A Look at Individual Trends
Fish reviewed some of the trends in individual biosimilar adoption. Infliximab biosimilars accounted for just 11% of market share in mid to late 2019, and even by the end of the second quarter of 2021, the originator product, Remicade, held a 75% share, she noted.
The story is better for short-acting filgrastim (Neupogen), she said. The biosimilar Zarxio had a 57% share of the market in the third quarter of 2019, vs 40% for Neupogen, and by the second quarter of this year, the originator held just a 26% share of the market.
Long-acting filgrastim (pegfilgrastim) biosimilars have taken an incrementally larger share of the market from Neulasta and its wearable injector version (Neulasta Onpro). Starting in the third quarter of 2019, the reference drug held just a 55% share of the market, and that declined to 52% by the second quarter of 2021, Fish said. Those are still large shares of the market for biosimilars.
“What really makes it interesting is that pegfilgrastim biosimilars are not just against Neulasta, but against Neulasta Onpro,” Fish said. “So, this is different than we were anticipating what the utilization of pegfilgrastim was going to be. We began looking at the utilization, and we saw a very big uptake against both the on-body applicator and the regular version of Neulasta.”
“Besides that, the manufacturer had tried to convert everybody to the on-body applicator and they were doing an amazing job of that,” she said.
A more traditional—or predictable—uptake curve has been seen in use of rituximab biosimilars. Fish noted that from 100% use of the originator brand, Rituxan, in the third quarter of 2019, biosimilars had assumed a 53% share of the market by the second half of 2021.
Rituximab is used in oncology and rheumatology, but it has been better received among oncologists, Fish said. However, the more recent market share numbers indicate that rheumatologists are picking up the biosimilar versions of rituximab.
The same pattern is seen for the bevacizumab market, which was dominated by the originator brand in the third quarter of 2019 (96%). By the second half of 2021, the reference brand share was 32%. Fish estimated cumulative bevacizumab biosimilar savings of $1.4 billion in the United States.
An almost identical biosimilar trajectory is notable in trastuzumab, where the reference brand went from a 96% share in the second half of 2019 to a 32% share by the middle of 2021, with cumulative savings of $2.5 billion, Fish said.
Epoetin alfa biosimilars have followed a relatively flat trajectory since mid-2019, according to Fish.
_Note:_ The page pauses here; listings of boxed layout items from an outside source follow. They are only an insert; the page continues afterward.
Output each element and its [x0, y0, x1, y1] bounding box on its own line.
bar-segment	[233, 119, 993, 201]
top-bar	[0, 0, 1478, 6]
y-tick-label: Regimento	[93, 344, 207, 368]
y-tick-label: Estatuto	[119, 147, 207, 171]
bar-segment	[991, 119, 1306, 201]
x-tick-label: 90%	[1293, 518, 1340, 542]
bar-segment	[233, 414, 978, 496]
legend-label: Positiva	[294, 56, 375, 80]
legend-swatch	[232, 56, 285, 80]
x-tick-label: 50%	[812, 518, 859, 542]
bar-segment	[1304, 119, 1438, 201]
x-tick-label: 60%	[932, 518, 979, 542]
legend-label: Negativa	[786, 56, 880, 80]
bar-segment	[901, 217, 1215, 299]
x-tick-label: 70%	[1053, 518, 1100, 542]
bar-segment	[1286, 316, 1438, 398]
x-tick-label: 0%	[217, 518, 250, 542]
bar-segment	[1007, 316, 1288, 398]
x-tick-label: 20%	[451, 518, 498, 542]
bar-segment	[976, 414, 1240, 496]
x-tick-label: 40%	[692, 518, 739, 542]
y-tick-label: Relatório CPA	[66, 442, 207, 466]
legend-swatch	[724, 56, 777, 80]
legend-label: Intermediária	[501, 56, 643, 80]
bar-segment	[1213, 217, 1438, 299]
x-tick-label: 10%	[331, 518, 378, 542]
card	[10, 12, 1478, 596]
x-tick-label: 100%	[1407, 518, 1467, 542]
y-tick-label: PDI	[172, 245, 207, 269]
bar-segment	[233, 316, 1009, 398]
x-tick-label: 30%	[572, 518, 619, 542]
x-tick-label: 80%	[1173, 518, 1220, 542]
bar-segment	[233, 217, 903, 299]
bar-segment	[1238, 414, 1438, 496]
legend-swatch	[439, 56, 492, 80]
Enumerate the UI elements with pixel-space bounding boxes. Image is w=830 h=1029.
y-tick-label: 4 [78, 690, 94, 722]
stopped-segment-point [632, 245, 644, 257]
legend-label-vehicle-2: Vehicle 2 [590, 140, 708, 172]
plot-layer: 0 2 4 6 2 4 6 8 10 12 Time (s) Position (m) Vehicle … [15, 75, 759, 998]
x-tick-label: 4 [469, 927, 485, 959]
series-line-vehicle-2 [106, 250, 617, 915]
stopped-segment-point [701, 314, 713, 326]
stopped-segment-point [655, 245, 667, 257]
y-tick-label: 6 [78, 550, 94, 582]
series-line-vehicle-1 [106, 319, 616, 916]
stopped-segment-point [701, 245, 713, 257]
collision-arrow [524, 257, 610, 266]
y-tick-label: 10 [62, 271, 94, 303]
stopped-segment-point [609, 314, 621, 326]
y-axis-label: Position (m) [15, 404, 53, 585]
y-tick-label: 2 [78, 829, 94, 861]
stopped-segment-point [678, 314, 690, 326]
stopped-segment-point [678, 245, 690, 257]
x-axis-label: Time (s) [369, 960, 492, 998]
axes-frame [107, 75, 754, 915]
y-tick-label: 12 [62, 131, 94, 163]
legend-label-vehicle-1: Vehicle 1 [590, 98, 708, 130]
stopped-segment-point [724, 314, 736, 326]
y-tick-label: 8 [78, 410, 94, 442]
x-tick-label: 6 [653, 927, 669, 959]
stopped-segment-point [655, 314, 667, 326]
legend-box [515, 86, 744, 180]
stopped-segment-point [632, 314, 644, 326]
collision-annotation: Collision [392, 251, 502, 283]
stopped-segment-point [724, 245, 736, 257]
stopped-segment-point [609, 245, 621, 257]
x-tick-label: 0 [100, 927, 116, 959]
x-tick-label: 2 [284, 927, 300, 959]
Starting from a 41% market share, they now represent 44% of the market.
It’s important to note that the average sales prices (ASPs) for biosimilars and reference products have been decreasing over time, so the competition has stopped the upward march of reference product prices and resulted in savings for both reference products and biosimilars, Fish said.
The trastuzumab reference product (Herceptin) had seen a 15% ASP drop by mid-2021; Avastin (bevacizumab), 13%; Rituxan, 8%; Neulasta, 47%; Neupogen, 3%; Epogen/Procrit (epoetin alfa), 37%; and Remicade, 50%, according to Fish’s figures.